Metro seeking solutions while tent cities grow
HOMELESSNESS: Mayors form task force as temporary winter shelters get set to open
The building at Pacific and Hornby in downtown Vancouver once housed a gardening store, so high windows provide good light, and the space is well ventilated and heated.
The city-owned building reopens Thursday, but will house people now, not plants. Forty plastic-covered foam mattresses are in rows on the concrete floor. A plastic tub at each mattress contains sheets and linens. Three shower stalls and four toilet-sink combinations have been installed, and workers were assembling tables on Wednesday in a day area that also includes kitchen and laundry facilities.
“As far as a temporary building goes, this is definitely one of the better ones that we’ve seen,” said Sean Spear, of non-profit shelter operator RainCity Housing.

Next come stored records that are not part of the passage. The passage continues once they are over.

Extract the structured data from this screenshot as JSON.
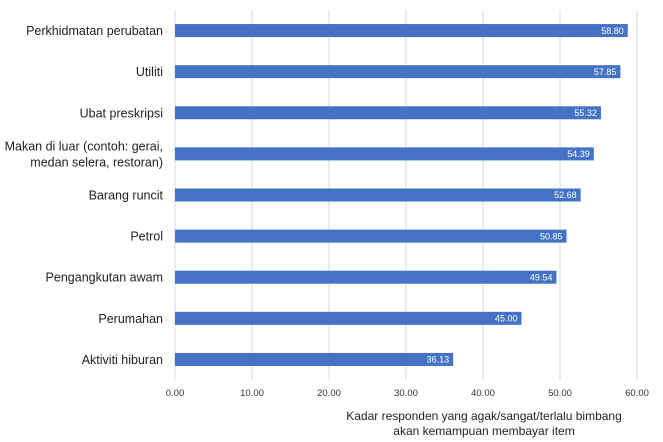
{
  "chart_data": {
    "type": "bar",
    "orientation": "horizontal",
    "categories": [
      "Perkhidmatan perubatan",
      "Utiliti",
      "Ubat preskripsi",
      "Makan di luar (contoh: gerai,\nmedan selera, restoran)",
      "Barang runcit",
      "Petrol",
      "Pengangkutan awam",
      "Perumahan",
      "Aktiviti hiburan"
    ],
    "values": [
      58.8,
      57.85,
      55.32,
      54.39,
      52.68,
      50.85,
      49.54,
      45.0,
      36.13
    ],
    "value_labels": [
      "58.80",
      "57.85",
      "55.32",
      "54.39",
      "52.68",
      "50.85",
      "49.54",
      "45.00",
      "36.13"
    ],
    "xlim": [
      0,
      60
    ],
    "xticks": [
      "0.00",
      "10.00",
      "20.00",
      "30.00",
      "40.00",
      "50.00",
      "60.00"
    ],
    "xlabel": "Kadar responden yang agak/sangat/terlalu bimbang\nakan kemampuan membayar item",
    "bar_color": "#4472c4",
    "grid": true
  }
}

It’s one of six temporary winter homeless shelters opening in Vancouver for a total of 195 beds, each to stay open until April, 2017. And if last year’s numbers hold, more than 500 of the city’s homeless will still be outdoors this winter.
Meanwhile, Metro Vancouver and the region’s mayors have formed a task force to look for solutions to the region’s homelessness crisis, with a report due next February. They will present a set of recommendations to the provincial government by next spring.

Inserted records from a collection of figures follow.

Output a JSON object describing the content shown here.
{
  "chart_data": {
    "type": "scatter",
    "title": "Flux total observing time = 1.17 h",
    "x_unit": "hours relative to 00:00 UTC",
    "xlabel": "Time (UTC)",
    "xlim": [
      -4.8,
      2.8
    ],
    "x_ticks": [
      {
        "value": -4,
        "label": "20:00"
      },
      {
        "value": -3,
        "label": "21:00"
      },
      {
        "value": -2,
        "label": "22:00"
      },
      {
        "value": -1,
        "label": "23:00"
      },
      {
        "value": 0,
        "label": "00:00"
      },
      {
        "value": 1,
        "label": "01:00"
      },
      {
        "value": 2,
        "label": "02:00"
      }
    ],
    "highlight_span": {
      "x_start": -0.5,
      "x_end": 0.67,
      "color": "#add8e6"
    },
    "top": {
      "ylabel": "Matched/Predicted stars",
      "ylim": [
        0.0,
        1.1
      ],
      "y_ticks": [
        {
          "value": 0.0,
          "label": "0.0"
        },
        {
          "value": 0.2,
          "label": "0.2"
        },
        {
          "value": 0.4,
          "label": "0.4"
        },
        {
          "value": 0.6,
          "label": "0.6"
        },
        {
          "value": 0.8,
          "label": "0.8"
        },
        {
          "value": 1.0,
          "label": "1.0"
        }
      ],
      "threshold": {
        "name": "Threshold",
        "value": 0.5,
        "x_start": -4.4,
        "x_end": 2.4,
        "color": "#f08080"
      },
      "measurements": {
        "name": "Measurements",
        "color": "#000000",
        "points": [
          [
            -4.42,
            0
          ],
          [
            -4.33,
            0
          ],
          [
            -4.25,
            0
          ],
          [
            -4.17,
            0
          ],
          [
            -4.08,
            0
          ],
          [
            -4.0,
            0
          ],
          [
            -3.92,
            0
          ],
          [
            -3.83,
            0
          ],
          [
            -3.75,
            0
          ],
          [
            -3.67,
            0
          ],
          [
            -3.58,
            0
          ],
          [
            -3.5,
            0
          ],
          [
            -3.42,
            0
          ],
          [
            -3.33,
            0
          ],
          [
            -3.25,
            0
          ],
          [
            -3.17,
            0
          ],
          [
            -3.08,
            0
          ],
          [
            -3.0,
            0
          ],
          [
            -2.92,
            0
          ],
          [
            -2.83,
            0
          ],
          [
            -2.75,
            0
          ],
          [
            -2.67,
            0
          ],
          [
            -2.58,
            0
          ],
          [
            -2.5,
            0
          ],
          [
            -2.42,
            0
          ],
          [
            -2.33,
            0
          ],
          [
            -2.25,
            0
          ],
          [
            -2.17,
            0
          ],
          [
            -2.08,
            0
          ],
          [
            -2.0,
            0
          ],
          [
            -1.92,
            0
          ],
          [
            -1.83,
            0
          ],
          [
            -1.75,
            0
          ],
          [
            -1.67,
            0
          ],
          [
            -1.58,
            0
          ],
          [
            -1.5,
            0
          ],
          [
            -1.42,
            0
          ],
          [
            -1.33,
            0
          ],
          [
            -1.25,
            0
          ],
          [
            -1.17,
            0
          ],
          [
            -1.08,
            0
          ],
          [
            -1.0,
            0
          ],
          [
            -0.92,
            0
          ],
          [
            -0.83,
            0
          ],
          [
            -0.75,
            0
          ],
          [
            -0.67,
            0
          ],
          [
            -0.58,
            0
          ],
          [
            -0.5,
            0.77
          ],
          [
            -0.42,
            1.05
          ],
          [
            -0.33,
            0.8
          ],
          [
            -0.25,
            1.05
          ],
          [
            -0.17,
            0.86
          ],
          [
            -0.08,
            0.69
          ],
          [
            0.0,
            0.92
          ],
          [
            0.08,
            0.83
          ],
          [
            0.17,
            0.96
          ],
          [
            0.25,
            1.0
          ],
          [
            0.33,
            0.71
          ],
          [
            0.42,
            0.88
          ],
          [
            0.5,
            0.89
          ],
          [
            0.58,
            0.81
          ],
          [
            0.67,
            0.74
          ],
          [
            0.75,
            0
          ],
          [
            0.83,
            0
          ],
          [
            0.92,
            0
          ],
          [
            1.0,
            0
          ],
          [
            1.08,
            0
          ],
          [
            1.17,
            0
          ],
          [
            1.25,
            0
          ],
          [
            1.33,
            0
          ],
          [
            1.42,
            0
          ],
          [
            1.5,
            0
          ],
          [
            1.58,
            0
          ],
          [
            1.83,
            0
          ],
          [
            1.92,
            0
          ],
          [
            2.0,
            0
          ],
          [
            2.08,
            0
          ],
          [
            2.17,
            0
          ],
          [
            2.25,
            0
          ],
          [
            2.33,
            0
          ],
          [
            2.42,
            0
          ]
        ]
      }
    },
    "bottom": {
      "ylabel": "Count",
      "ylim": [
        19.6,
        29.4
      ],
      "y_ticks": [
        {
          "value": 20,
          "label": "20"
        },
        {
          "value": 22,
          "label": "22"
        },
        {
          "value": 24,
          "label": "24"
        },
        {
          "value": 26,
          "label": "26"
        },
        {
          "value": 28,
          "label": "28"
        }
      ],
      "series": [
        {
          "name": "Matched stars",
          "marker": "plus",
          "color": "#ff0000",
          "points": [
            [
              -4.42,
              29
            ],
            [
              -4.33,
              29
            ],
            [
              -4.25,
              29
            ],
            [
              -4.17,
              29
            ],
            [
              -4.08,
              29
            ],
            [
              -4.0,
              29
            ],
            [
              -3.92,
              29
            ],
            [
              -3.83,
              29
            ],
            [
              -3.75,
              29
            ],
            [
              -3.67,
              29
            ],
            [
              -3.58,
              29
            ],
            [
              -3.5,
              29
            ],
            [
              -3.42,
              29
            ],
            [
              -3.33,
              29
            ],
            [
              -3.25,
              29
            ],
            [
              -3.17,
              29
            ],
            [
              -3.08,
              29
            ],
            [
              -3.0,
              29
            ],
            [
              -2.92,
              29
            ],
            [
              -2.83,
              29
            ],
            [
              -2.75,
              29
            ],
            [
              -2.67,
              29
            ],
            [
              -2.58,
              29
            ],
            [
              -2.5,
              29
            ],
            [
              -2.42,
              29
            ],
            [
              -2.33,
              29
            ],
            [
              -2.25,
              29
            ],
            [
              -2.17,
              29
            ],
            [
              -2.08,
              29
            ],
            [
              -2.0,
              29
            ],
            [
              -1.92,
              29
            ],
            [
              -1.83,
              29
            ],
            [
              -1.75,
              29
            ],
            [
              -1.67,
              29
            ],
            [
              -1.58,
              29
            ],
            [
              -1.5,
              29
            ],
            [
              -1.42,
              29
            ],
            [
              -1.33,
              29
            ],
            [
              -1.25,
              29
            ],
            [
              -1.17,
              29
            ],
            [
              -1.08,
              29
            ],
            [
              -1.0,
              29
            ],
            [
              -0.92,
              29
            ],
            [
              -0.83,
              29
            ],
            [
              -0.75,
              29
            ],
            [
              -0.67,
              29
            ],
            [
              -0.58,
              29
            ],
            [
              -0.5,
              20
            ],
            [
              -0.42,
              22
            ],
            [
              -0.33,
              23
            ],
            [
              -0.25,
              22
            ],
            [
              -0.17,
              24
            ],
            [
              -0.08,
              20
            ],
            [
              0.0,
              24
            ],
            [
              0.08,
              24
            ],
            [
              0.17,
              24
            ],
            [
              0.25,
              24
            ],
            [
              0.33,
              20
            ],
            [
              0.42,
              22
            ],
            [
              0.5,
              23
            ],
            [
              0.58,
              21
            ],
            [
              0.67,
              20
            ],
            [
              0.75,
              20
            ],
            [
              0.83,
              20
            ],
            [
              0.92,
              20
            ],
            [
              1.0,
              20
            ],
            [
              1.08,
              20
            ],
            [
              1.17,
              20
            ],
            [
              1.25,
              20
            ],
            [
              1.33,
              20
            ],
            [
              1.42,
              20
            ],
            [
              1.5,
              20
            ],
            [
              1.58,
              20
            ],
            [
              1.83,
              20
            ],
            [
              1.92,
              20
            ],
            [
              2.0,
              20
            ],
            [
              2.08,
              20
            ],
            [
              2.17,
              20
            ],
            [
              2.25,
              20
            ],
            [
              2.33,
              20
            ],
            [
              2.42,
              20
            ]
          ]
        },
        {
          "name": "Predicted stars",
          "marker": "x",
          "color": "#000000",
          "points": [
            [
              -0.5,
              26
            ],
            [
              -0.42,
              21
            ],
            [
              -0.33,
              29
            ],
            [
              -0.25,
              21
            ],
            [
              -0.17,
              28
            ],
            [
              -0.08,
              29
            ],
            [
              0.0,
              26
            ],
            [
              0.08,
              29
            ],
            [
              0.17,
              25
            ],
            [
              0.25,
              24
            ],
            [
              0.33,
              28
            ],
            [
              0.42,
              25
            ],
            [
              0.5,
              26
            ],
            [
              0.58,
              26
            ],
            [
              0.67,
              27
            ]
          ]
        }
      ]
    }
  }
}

Maria Wallstam, an organizer with the Carnegie Community Association, won’t be among those giving the mayors advice.
“Another task force,” said Wallstam, who was among seven people arrested last Friday when Vancouver police and parks board staff cleared 15 tent campers from Thornton Park, near Pacific Station.
The campers had spent one night there after tent encampments had been cleared over the previous two days from 58 West Hastings, the Wendy Poole Park at the north end of Main and Powell streets next to the Living Room drop-in centre.

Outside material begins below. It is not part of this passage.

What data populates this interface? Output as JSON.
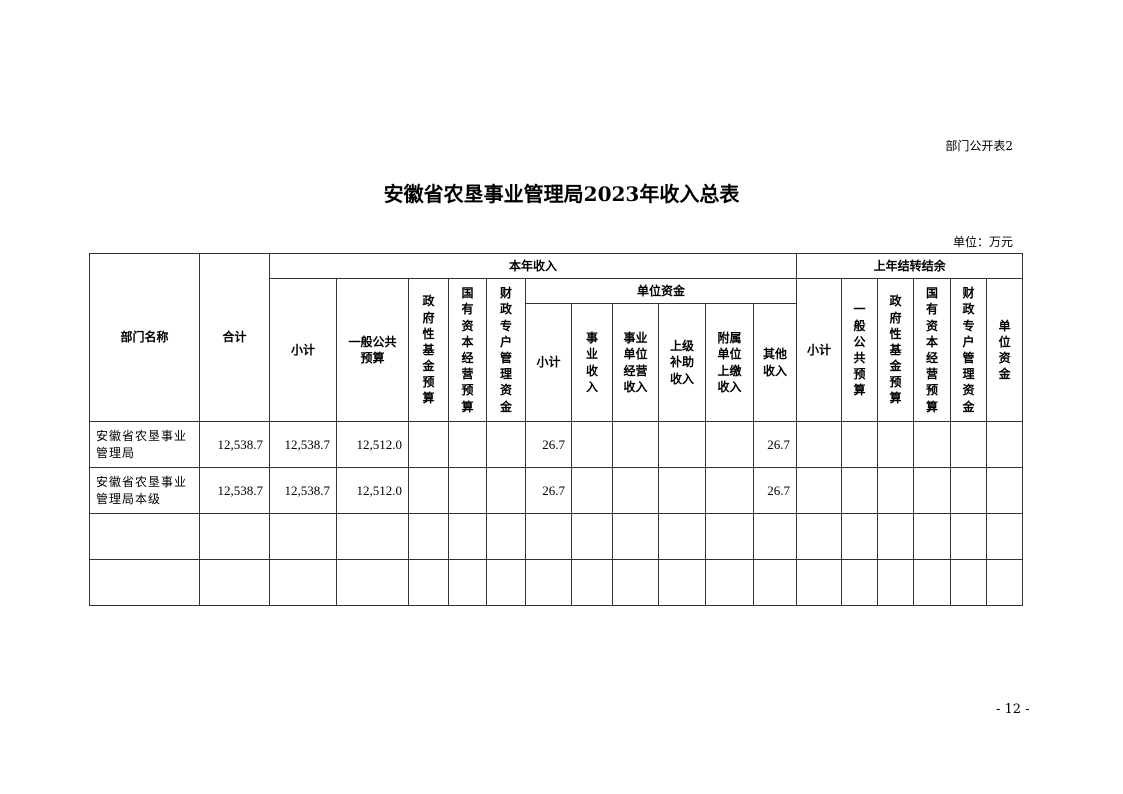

Such encampments have become a growing phenomenon throughout the Lower Mainland, with makeshift tent cities sprouting up from the North Shore to Chilliwack.
Wallstam said she has kept in touch with several of the campers cleared from Thornton Park last week.
“They’re just spread out across the city,” she said, adding that they’ve lost the safety in numbers they had at the camps.
Wallstam said Vancouver and other cities should designate spaces for homeless people to camp. She said even if there were enough shelter beds, many campers would prefer their own tents.
“I don’t think tent cities should be a permanent solution by any means,” Wallstam said.
But, she added, those in tent cities can choose the people they live next to, and the tents give them privacy, whereas shelters are “controlled spaces where you’re sleeping with another 40 people in a room.”
The shelter at Pacific and Hornby will have two staff on at all times, Spear said. It’s a “low barrier” shelter, where couples are allowed to stay together, people can keep their pets by their sides, and it has space for people to store carts and other possessions. Staff are trained to use naloxone kits in the event of overdoses, he said. People aren’t screened for drugs before their stay.